Probability of a successful defensive play

It’d be cool to simulate defense, and be able to compare players’ defense skills. Assessing defensive skills is a huge problem in baseball, as there are a lot of variables and circumstances that make one ball put in play different from another. Currently, defense statistics are out there, but are very limited and still don’t say a lot when comparing players. Variables to regress on the outcome of a play would include type of ball hit (this includes ground balls, line drives, fly balls), angle of ball hit, ball speed/ drop rate, defensive ability of player, type of pitcher on the mound, etc.


    Tulo’s Crazy September

    Update: The following graphics do have updated numbers from all of September.

    (I’m just going to ignore the fact that you, the reader, has just realized I have removed the 6-month old dust from this blog.)

    Full version: Tulo Heatmap

    Troy Tulowitzki is crazy! I was reading an article recently about his supposed September surge in numbers. I decided to take a look and created a heatmap in R. The visual is pretty simple to read: light blue=not so good and dark blue=on fire. Remember that so far, 15 games have been played. In that span, Tulo’s had 14 homeruns. September could end right now and he’d have matched or set new highs for a month’s worth of baseball. Although there isn’t much trend in his past numbers, Tulo has shown better numbers in the second half of the season in the ’07 and ’09 campaigns. If you’re Colorado, you’re lovin’ Tulo’s contribution to the Rockies’ playoff push. Let’s hope the next two weeks are interesting.

    Note: You can find a tutorial on heatmaps from the excellent data visualization blog, FlowingData.


    Coolest Website

    I discovered the most awesome baseball data website ever (besides Fangraphs), and I wanted to share with you.

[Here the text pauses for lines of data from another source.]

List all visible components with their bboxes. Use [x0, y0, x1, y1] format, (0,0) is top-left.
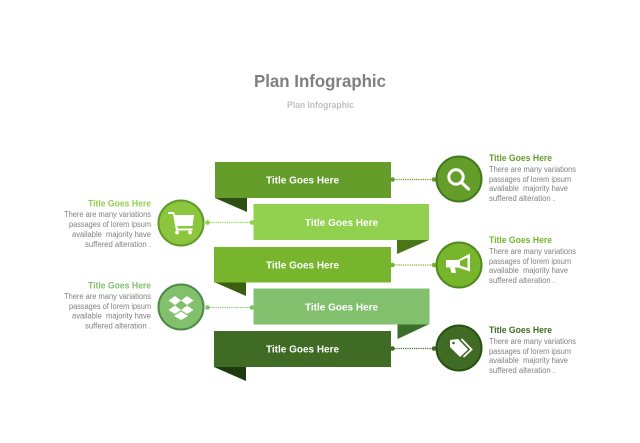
icon: shopping cart — [158, 200, 204, 246]
text block: upper left: suffered alteration . — [85, 240, 151, 249]
text block: bottom right: Title Goes Here — [489, 325, 552, 336]
text block: lower left: suffered alteration . — [85, 322, 151, 330]
text block: middle right: available majority have — [489, 266, 569, 275]
text block: bottom right: available majority have — [489, 356, 569, 365]
text block: bottom right — [489, 325, 576, 375]
ribbon 5: Title Goes Here — [266, 344, 339, 356]
ribbon 3: Title Goes Here — [266, 260, 339, 272]
text block: middle right: There are many variations — [489, 247, 576, 256]
text block: lower left: available majority have — [72, 312, 152, 320]
text block: upper left: available majority have — [72, 230, 152, 239]
text block: lower left: Title Goes Here — [88, 280, 151, 292]
text block: lower left: passages of lorem ipsum — [69, 302, 151, 311]
connector 1 — [390, 177, 436, 182]
text block: middle right: Title Goes Here — [489, 235, 552, 246]
text block: top right: available majority have — [489, 184, 569, 193]
title: Plan Infographic — [254, 71, 386, 91]
icon: tags — [436, 326, 482, 370]
text block: middle right: suffered alteration . — [489, 276, 555, 285]
ribbon 2 — [254, 204, 429, 254]
text block: top right: There are many variations — [489, 165, 576, 174]
ribbon 4: Title Goes Here — [305, 302, 378, 314]
icon: magnifier — [436, 156, 482, 202]
text block: upper left — [64, 198, 152, 249]
text block: bottom right: passages of lorem ipsum — [489, 347, 571, 356]
connector 5 — [205, 305, 254, 310]
text block: bottom right: There are many variations — [489, 337, 576, 346]
connector 4 — [205, 220, 254, 225]
text block: lower left — [64, 280, 152, 330]
connector 3 — [390, 346, 436, 351]
text block: top right: passages of lorem ipsum — [489, 175, 571, 184]
text block: lower left: There are many variations — [64, 292, 151, 301]
text block: top right — [489, 153, 576, 203]
text block: upper left: passages of lorem ipsum — [69, 220, 151, 229]
subtitle: Plan Infographic — [287, 100, 354, 111]
ribbon 2: Title Goes Here — [305, 217, 378, 229]
icon: megaphone — [436, 242, 482, 288]
ribbon 1 — [215, 162, 391, 212]
ribbon 4 — [254, 288, 430, 339]
ribbon 3 — [214, 247, 391, 296]
ribbon 1: Title Goes Here — [266, 174, 339, 186]
connector 2 — [390, 263, 436, 267]
text block: bottom right: suffered alteration . — [489, 366, 555, 375]
text block: top right: suffered alteration . — [489, 194, 555, 203]
text block: top right: Title Goes Here — [489, 153, 552, 164]
text block: middle right — [489, 235, 576, 285]
text block: upper left: There are many variations — [64, 210, 151, 219]
text block: upper left: Title Goes Here — [88, 198, 151, 210]
ribbon 5 — [214, 331, 391, 381]
text block: middle right: passages of lorem ipsum — [489, 257, 571, 266]
icon: dropbox — [158, 284, 204, 330]
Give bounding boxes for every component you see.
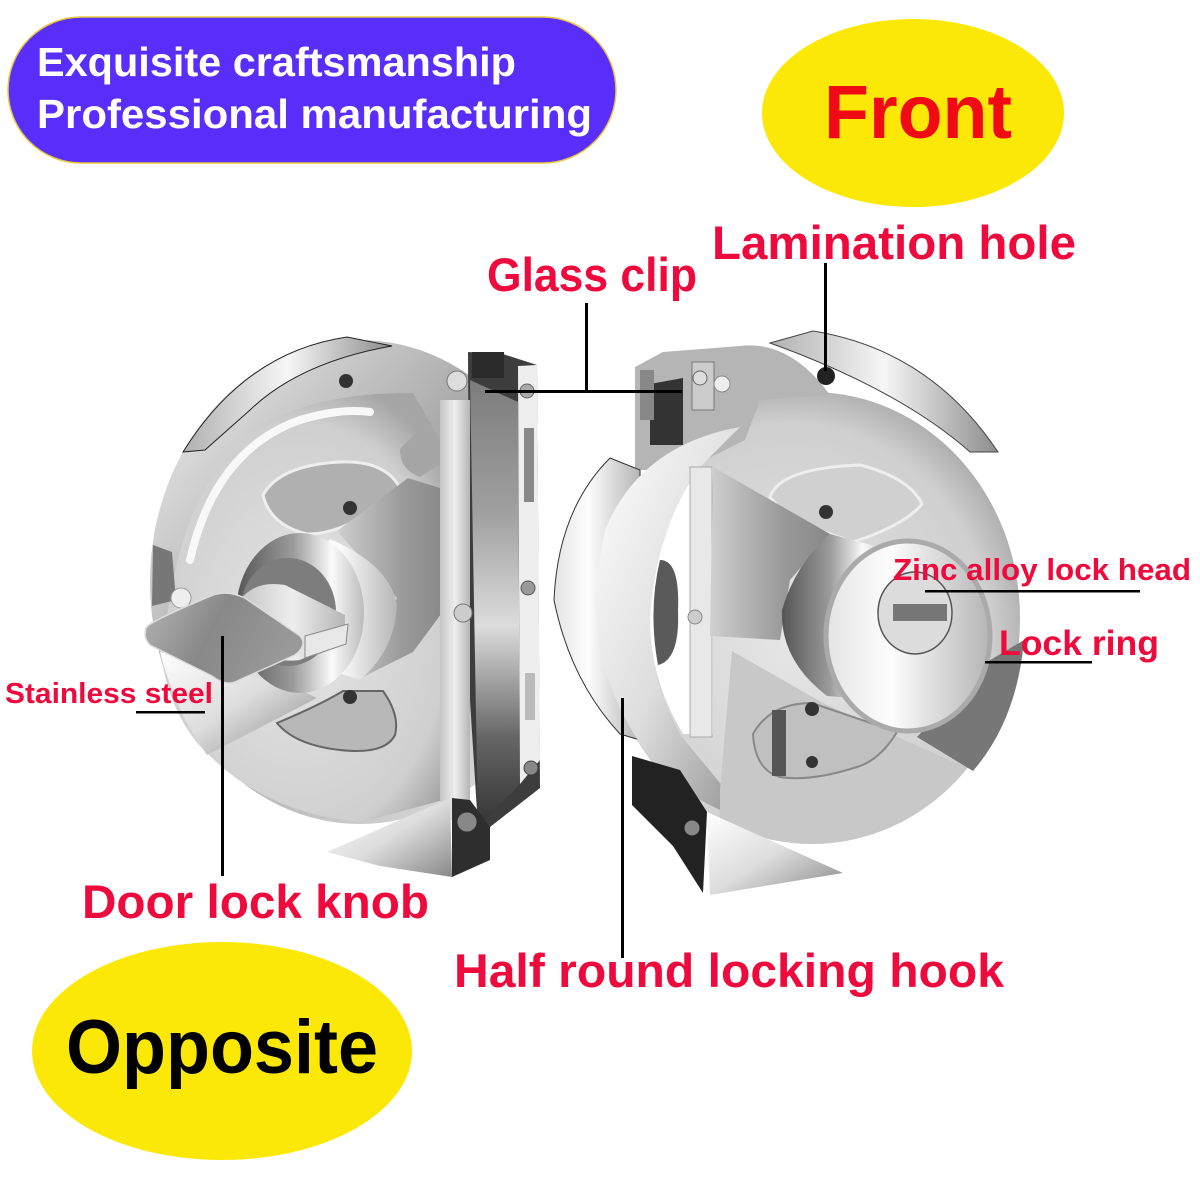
- callout: Door lock knob: Door lock knob: [82, 875, 429, 928]
- triangular plate: [710, 467, 830, 640]
- cylinder: [300, 539, 397, 680]
- badge: Opposite: Opposite: [66, 1005, 378, 1090]
- lock illustration: opposite side: [145, 337, 570, 877]
- lamination hole: [817, 367, 835, 385]
- bottom plate: [452, 798, 490, 877]
- main disc: [604, 392, 1020, 844]
- callout: Half round locking hook: Half round locking hook: [454, 944, 1005, 997]
- upper hole: [263, 462, 400, 534]
- bottom blade: [707, 812, 843, 895]
- lower hole: [277, 691, 396, 751]
- hole dot top: [339, 374, 353, 388]
- top dark: [472, 352, 504, 378]
- back disc: [150, 340, 475, 824]
- bottom dark plates: [632, 756, 707, 893]
- lower grey wedge: [160, 652, 317, 755]
- badge: Exquisite craftsmanship: Exquisite craftsmanship: [37, 39, 516, 85]
- side clip: [152, 545, 176, 606]
- knob: [145, 593, 303, 683]
- ring opening: [650, 467, 713, 734]
- badge: Front: Front: [824, 70, 1012, 155]
- plate groove: [190, 411, 370, 560]
- dark recess: [653, 560, 678, 665]
- callout: Lamination hole: Lamination hole: [712, 216, 1076, 269]
- cylinder: [782, 534, 890, 700]
- lock illustration: front side: [554, 331, 1024, 895]
- callout: Lamination hole: [712, 216, 1076, 371]
- upper body: [635, 345, 830, 470]
- front ring: [597, 427, 760, 830]
- right wedge: [917, 640, 1024, 771]
- lock face: [826, 541, 990, 731]
- callout: Door lock knob: [82, 636, 429, 928]
- dark glass-clip plate: [650, 378, 683, 445]
- callout: Stainless steel: Stainless steel: [5, 678, 213, 710]
- callout: Glass clip: [485, 248, 697, 393]
- back half round: [554, 458, 640, 740]
- inner strip: [690, 467, 712, 737]
- bottom blade: [327, 798, 452, 877]
- top blade: [770, 331, 998, 452]
- front bar: [470, 380, 520, 827]
- badge: Exquisite craftsmanship: [8, 17, 616, 163]
- inner plate: [440, 400, 470, 820]
- metal body: [468, 352, 540, 827]
- keyhole: [878, 572, 952, 654]
- lower hole: [753, 703, 897, 778]
- triangular plate: [337, 478, 447, 677]
- callout: Glass clip: Glass clip: [487, 248, 697, 301]
- callout: Lock ring: Lock ring: [999, 624, 1159, 663]
- badge: Exquisite craftsmanship: Professional manufacturing: [37, 91, 592, 137]
- callout: Zinc alloy lock head: Zinc alloy lock head: [893, 552, 1191, 587]
- screws: [447, 371, 467, 391]
- lever: [400, 432, 447, 477]
- badge: Opposite: [32, 942, 412, 1160]
- callout: Half round locking hook: [454, 698, 1005, 997]
- upper hole: [770, 465, 922, 542]
- lower plate: [720, 651, 966, 844]
- badge: Front: [762, 19, 1064, 207]
- top blade: [183, 337, 392, 452]
- right strip: [518, 365, 540, 784]
- pin: [305, 624, 348, 658]
- front plate: [160, 393, 470, 822]
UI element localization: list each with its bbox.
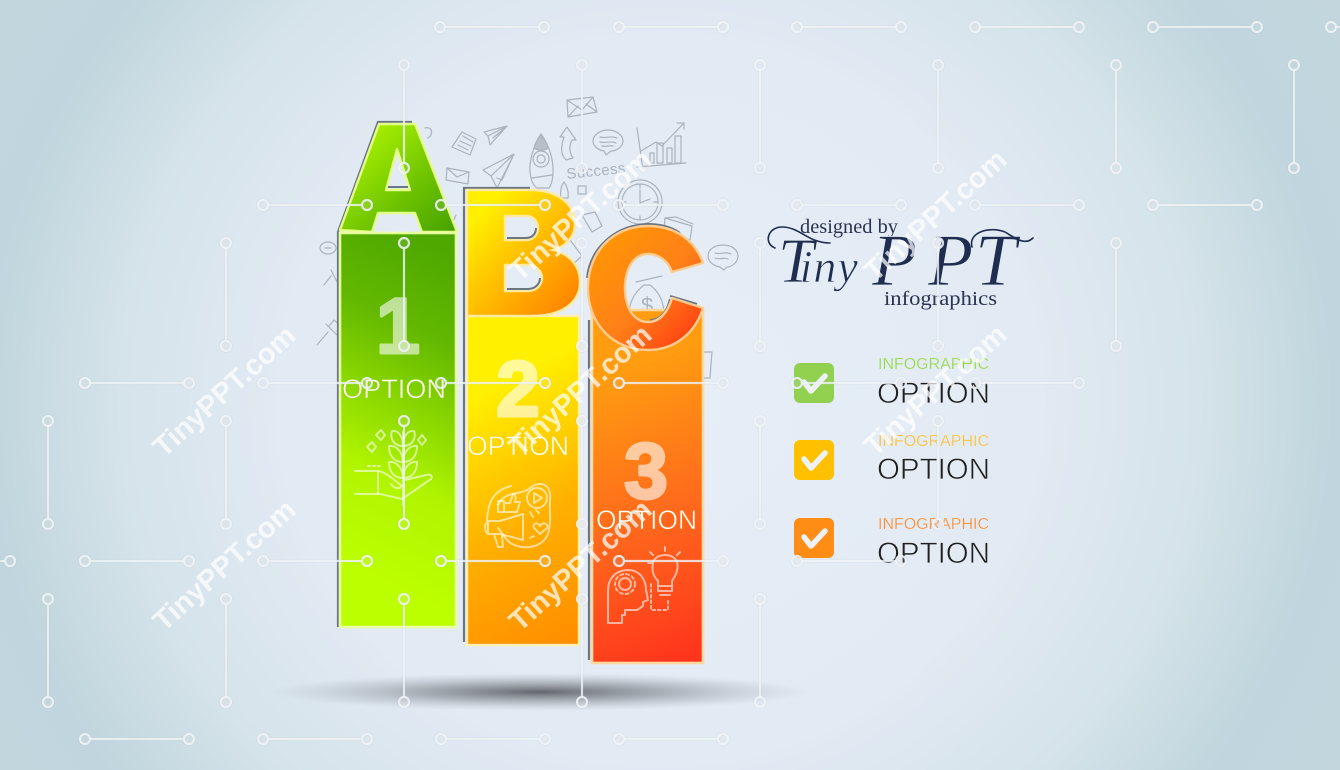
bar 3 bbox=[592, 310, 703, 663]
icon: rocket bbox=[530, 134, 553, 188]
legend option: OPTION bbox=[877, 537, 990, 570]
icon: speech bubble right bbox=[708, 245, 738, 270]
watermark: TinyPPT.com bbox=[147, 320, 302, 464]
watermarks bbox=[147, 144, 1013, 638]
watermark: TinyPPT.com bbox=[147, 494, 302, 638]
icon: bag and book bbox=[570, 212, 712, 378]
watermark: TinyPPT.com bbox=[503, 494, 658, 638]
checkbox green bbox=[794, 363, 834, 403]
icon: clip and pencil bbox=[420, 128, 456, 228]
bar 2 shadow edge bbox=[464, 188, 530, 642]
icon: growth chart bbox=[637, 123, 686, 170]
option label 1: OPTION bbox=[342, 374, 446, 404]
icon: books bbox=[664, 217, 693, 240]
watermark: TinyPPT.com bbox=[503, 144, 658, 288]
letter A shadow edge bbox=[338, 122, 412, 627]
icon: envelope top bbox=[567, 97, 597, 117]
letter B bbox=[467, 190, 580, 316]
logo line: designed by: designed by bbox=[800, 216, 898, 238]
icon: ring left bbox=[320, 242, 336, 254]
check mark bbox=[804, 531, 825, 546]
legend item 1 bbox=[794, 356, 990, 410]
icon: vase bbox=[578, 186, 586, 194]
bar 1 bbox=[340, 233, 456, 627]
icon: money bag bbox=[629, 276, 664, 322]
bar 2 bbox=[467, 316, 579, 645]
icon: pins left bbox=[317, 270, 341, 345]
text: success doodle: Success bbox=[566, 160, 627, 183]
text: dollar doodle: $ bbox=[641, 293, 653, 318]
option label 3: OPTION bbox=[596, 505, 697, 535]
icon: rocket nose bbox=[534, 134, 548, 150]
number 1: 1 bbox=[376, 281, 420, 370]
option label 2: OPTION bbox=[467, 431, 569, 461]
icon: hand holding plant bbox=[355, 430, 432, 505]
bar C column bbox=[587, 224, 703, 663]
legend text: INFOGRAPHIC bbox=[878, 516, 989, 533]
icon: envelope small bbox=[446, 168, 469, 184]
bar B column bbox=[464, 188, 580, 645]
doodle cloud behind letters bbox=[317, 97, 738, 378]
number 2: 2 bbox=[496, 344, 540, 433]
icon: paper plane large bbox=[483, 154, 514, 188]
B counter shadows bbox=[507, 228, 540, 289]
bar 3 shadow edge bbox=[588, 320, 590, 660]
icon: megaphone in blob bbox=[485, 484, 550, 547]
icon: curved arrow bbox=[560, 127, 576, 160]
watermark: TinyPPT.com bbox=[858, 144, 1013, 288]
check mark bbox=[804, 376, 825, 391]
letter A bbox=[340, 124, 457, 232]
watermark: TinyPPT.com bbox=[858, 319, 1013, 463]
icon: clock bbox=[618, 180, 662, 224]
legend text: INFOGRAPHIC bbox=[878, 356, 989, 373]
check mark bbox=[804, 453, 825, 468]
logo name: PPT: PPT bbox=[871, 220, 1021, 302]
logo line: infographics: infographics bbox=[884, 288, 997, 310]
legend text: INFOGRAPHIC bbox=[878, 433, 989, 450]
logo swash left bbox=[768, 227, 830, 248]
legend item 3 bbox=[794, 516, 990, 570]
checkbox amber bbox=[794, 440, 834, 480]
floor shadow bbox=[268, 673, 812, 711]
icon: head with gear and bulb bbox=[608, 547, 680, 623]
checkbox orange bbox=[794, 518, 834, 558]
legend item 2 bbox=[794, 433, 990, 486]
icon: note bbox=[452, 132, 476, 155]
icon: speech bubble bbox=[593, 130, 623, 155]
A counter shadow bbox=[388, 186, 408, 188]
logo: designed by TinyPPT infographics bbox=[768, 216, 1033, 310]
bar A column bbox=[338, 122, 457, 627]
legend option: OPTION bbox=[877, 377, 990, 410]
icon: paper plane small bbox=[484, 126, 507, 145]
watermark: TinyPPT.com bbox=[503, 319, 658, 463]
letter C shadow edge bbox=[587, 224, 697, 320]
legend option: OPTION bbox=[877, 453, 990, 486]
number 3: 3 bbox=[624, 426, 668, 515]
letter C bbox=[588, 226, 703, 350]
icon: small rocket bbox=[561, 182, 568, 198]
logo name: Tiny: Tiny bbox=[778, 225, 859, 296]
logo swash right bbox=[972, 230, 1033, 247]
legend bbox=[794, 356, 990, 570]
icon: rocket window bbox=[532, 151, 552, 178]
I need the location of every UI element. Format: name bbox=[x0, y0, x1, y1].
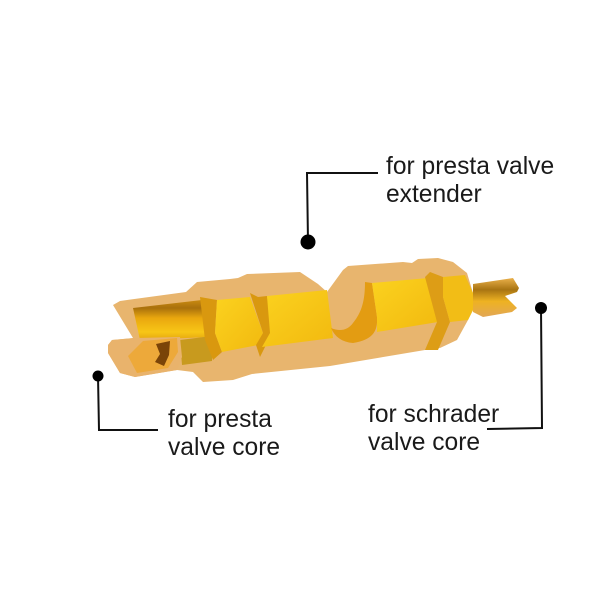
right body front face bbox=[372, 278, 438, 332]
collar edge bbox=[200, 297, 222, 360]
lower shaft section bbox=[180, 336, 212, 365]
leader line bbox=[487, 308, 542, 429]
lower prong dark interior bbox=[155, 341, 170, 366]
marker dot bbox=[92, 370, 104, 382]
lower prong opening bbox=[128, 338, 178, 373]
callout: for presta valve extender bbox=[300, 153, 554, 250]
callout: for presta valve core bbox=[92, 370, 280, 461]
callout: for schrader valve core bbox=[368, 302, 547, 456]
label: for presta valve bbox=[386, 153, 554, 180]
marker dot bbox=[300, 234, 316, 250]
marker dot bbox=[535, 302, 547, 314]
label: extender bbox=[386, 181, 482, 208]
notch inner highlight bbox=[331, 282, 377, 343]
upper prong cylinder bbox=[133, 300, 210, 340]
valve pin tip bbox=[473, 278, 519, 317]
label: valve core bbox=[168, 434, 280, 461]
end hex groove bbox=[425, 272, 450, 350]
leader line bbox=[307, 173, 378, 242]
collar front face bbox=[215, 297, 263, 352]
end hex front face bbox=[443, 275, 473, 322]
leader line bbox=[98, 376, 158, 430]
label: valve core bbox=[368, 429, 480, 456]
label: for schrader bbox=[368, 401, 499, 428]
label: for presta bbox=[168, 406, 272, 433]
middle body front face bbox=[262, 290, 333, 347]
lower prong bbox=[108, 337, 182, 377]
tool: gold valve tool bbox=[108, 258, 519, 382]
middle body groove bbox=[250, 293, 272, 357]
body silhouette bbox=[108, 258, 473, 382]
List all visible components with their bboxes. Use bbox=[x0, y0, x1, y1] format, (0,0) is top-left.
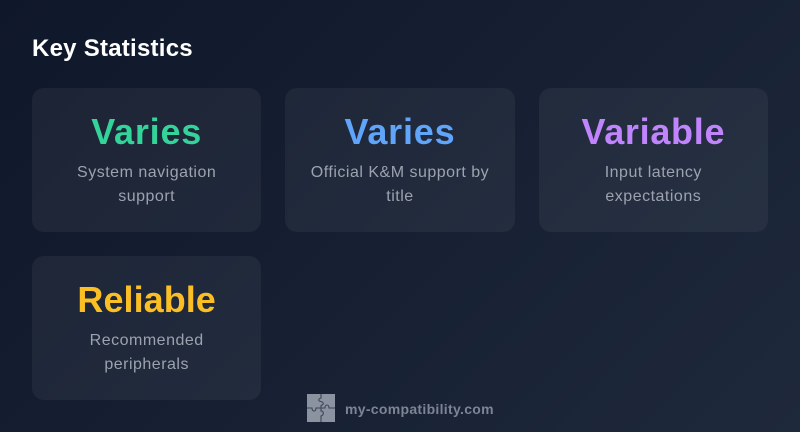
stat value: Varies bbox=[345, 111, 455, 152]
panel: input latency expectations bbox=[539, 88, 768, 232]
stat label: peripherals bbox=[104, 356, 189, 373]
stat label: title bbox=[386, 188, 414, 205]
stat label bbox=[605, 164, 702, 205]
footer brand bbox=[307, 394, 494, 422]
stat value: Reliable bbox=[77, 279, 216, 320]
stat label: Recommended bbox=[90, 332, 204, 349]
panel: recommended peripherals bbox=[32, 256, 261, 400]
stat label bbox=[311, 164, 489, 205]
site name: my-compatibility.com bbox=[345, 401, 494, 417]
stat value: Varies bbox=[91, 111, 202, 152]
stat label bbox=[77, 164, 216, 205]
stat label bbox=[90, 332, 204, 373]
icon: puzzle logo bbox=[307, 394, 335, 422]
stat label: System navigation bbox=[77, 164, 216, 181]
stat label: Official K&M support by bbox=[311, 164, 489, 181]
panel: system navigation support bbox=[32, 88, 261, 232]
stat label: support bbox=[118, 188, 175, 205]
panel: official K&M support bbox=[285, 88, 515, 232]
stat label: expectations bbox=[605, 188, 701, 205]
stat value: Variable bbox=[581, 111, 725, 152]
stat label: Input latency bbox=[605, 164, 702, 181]
title: Key Statistics bbox=[32, 35, 193, 62]
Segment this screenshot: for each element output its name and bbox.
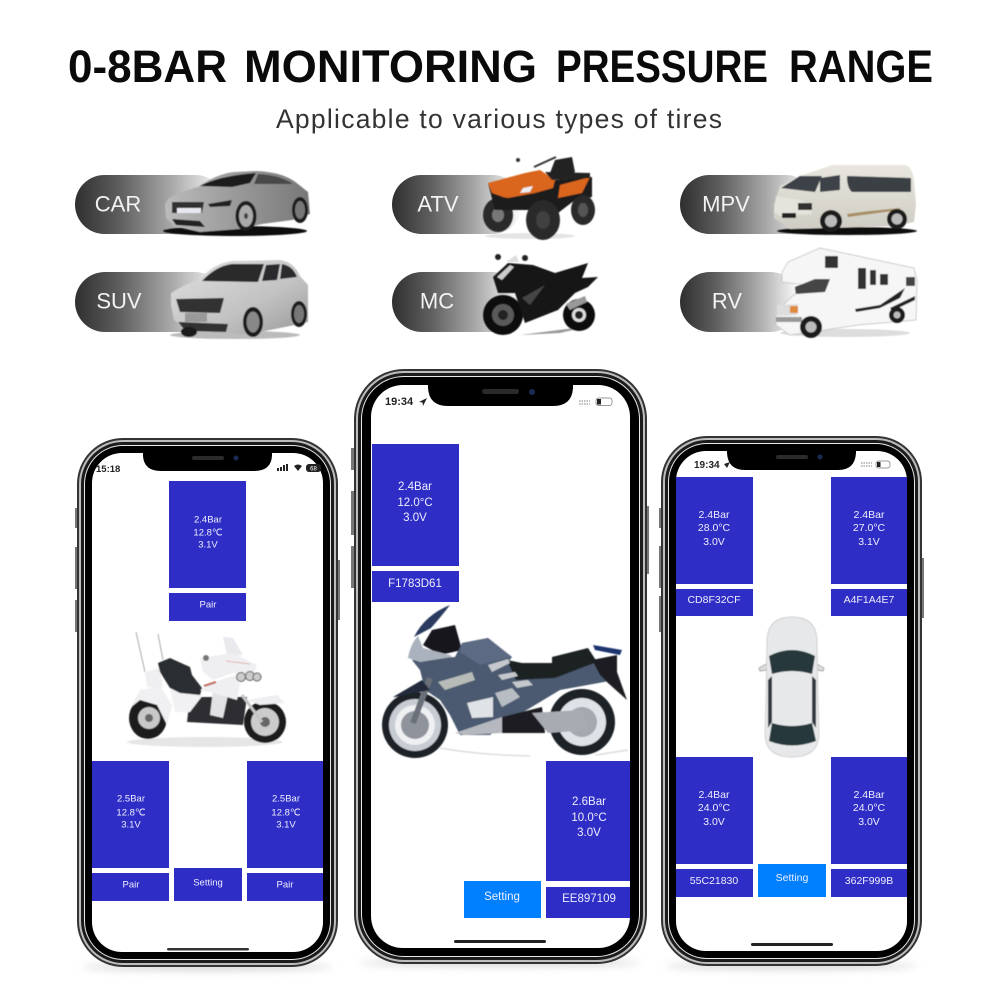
- sensor bottom left: 3.1V: [121, 820, 141, 830]
- sensor front: 3.0V: [403, 512, 427, 524]
- setting button: [758, 864, 826, 897]
- title: RANGE: [789, 41, 933, 92]
- id front: [372, 571, 459, 602]
- sensor bottom right: [247, 761, 323, 868]
- vehicle: car: [75, 171, 310, 236]
- sensor rear right: 24.0°C: [853, 802, 886, 814]
- sensor rear left: 2.4Bar: [699, 789, 730, 801]
- vehicle: mpv: MPV: [702, 192, 750, 216]
- subtitle: Applicable to various types of tires: [276, 104, 722, 134]
- pair button top: Pair: [200, 600, 216, 610]
- sensor bottom left: 12.8℃: [116, 808, 146, 818]
- vehicle: suv: SUV: [96, 288, 142, 314]
- sensor front left: 2.4Bar: [699, 509, 730, 521]
- phone: car app: [659, 436, 924, 969]
- id rear right: 362F999B: [845, 875, 893, 887]
- pair button right: [247, 873, 323, 901]
- title: 0-8BAR: [68, 41, 227, 92]
- sensor rear right: [831, 757, 907, 864]
- pair button left: [92, 873, 169, 901]
- vehicle: car: CAR: [95, 192, 141, 216]
- vehicle: mc: [392, 254, 598, 335]
- sensor rear: 10.0°C: [571, 812, 607, 824]
- phone frame left: [75, 438, 340, 970]
- vehicle: suv: [75, 260, 308, 339]
- title: PRESSURE: [556, 41, 768, 92]
- id rear left: [676, 869, 753, 897]
- phone frame right: [659, 436, 924, 969]
- sensor front: [372, 444, 459, 566]
- phone frame center: [351, 369, 649, 966]
- touring motorcycle illustration: [382, 605, 628, 758]
- sensor front left: [676, 477, 753, 584]
- phone: motorcycle trike app: [75, 438, 340, 970]
- status bar left: [96, 464, 321, 475]
- sensor rear right: 3.0V: [858, 816, 880, 828]
- vehicle: mc: MC: [420, 288, 454, 314]
- id rear: EE897109: [562, 893, 616, 905]
- sensor front left: 3.0V: [703, 536, 725, 548]
- top view car illustration: [759, 617, 824, 757]
- sensor rear: [546, 761, 630, 881]
- status bar right: [694, 460, 890, 471]
- sensor bottom right: 3.1V: [276, 820, 296, 830]
- sensor front right: 2.4Bar: [854, 509, 885, 521]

    Hit Tracker is a website that tracks every single home run hit in the majors. With every home run, it gives an analysis of the ball’s path, from hitter to fan. The main categories of stats to look for on a player’s profile of home runs are True Distance, Speed of the Ball off the bat, the angle of elevation and wind/temperature conditions in the ballpark. All these statistics will give you a rough estimate as to whether the player was lucky to have it land out of the park or not. Another added bonus to the site is that they categorize each home run into: “Lucky”, “Just Enough” or “No Doubts”. This allows you to gauge a hitter’s power beyond just the amount of home runs he has, or by a slugging percentage.

    The variation in true distance is drastic, yet the same outcome occurs. Jimmy Rollins can get lucky by hitting a ball 380 feet out in Yankee Stadium that goes out, while Mark Reynolds can hit one 480 feet for a ‘no doubt’ trajectory, yet the return is the same. Seems a little unfair, no? Wouldn’t it be cool for a player to scout wind/temperature stats and know which field and at what vertical elevation to get it pass the fence? For football, kickers scout wind and trajectories of balls all the time, wouldn’t it be cool for hitters to do the same? I guess it’s different though, since the hitter doesn’t have full control of what the pitcher serves up.

    Check it out sometime. They also have links to watch the home run clips.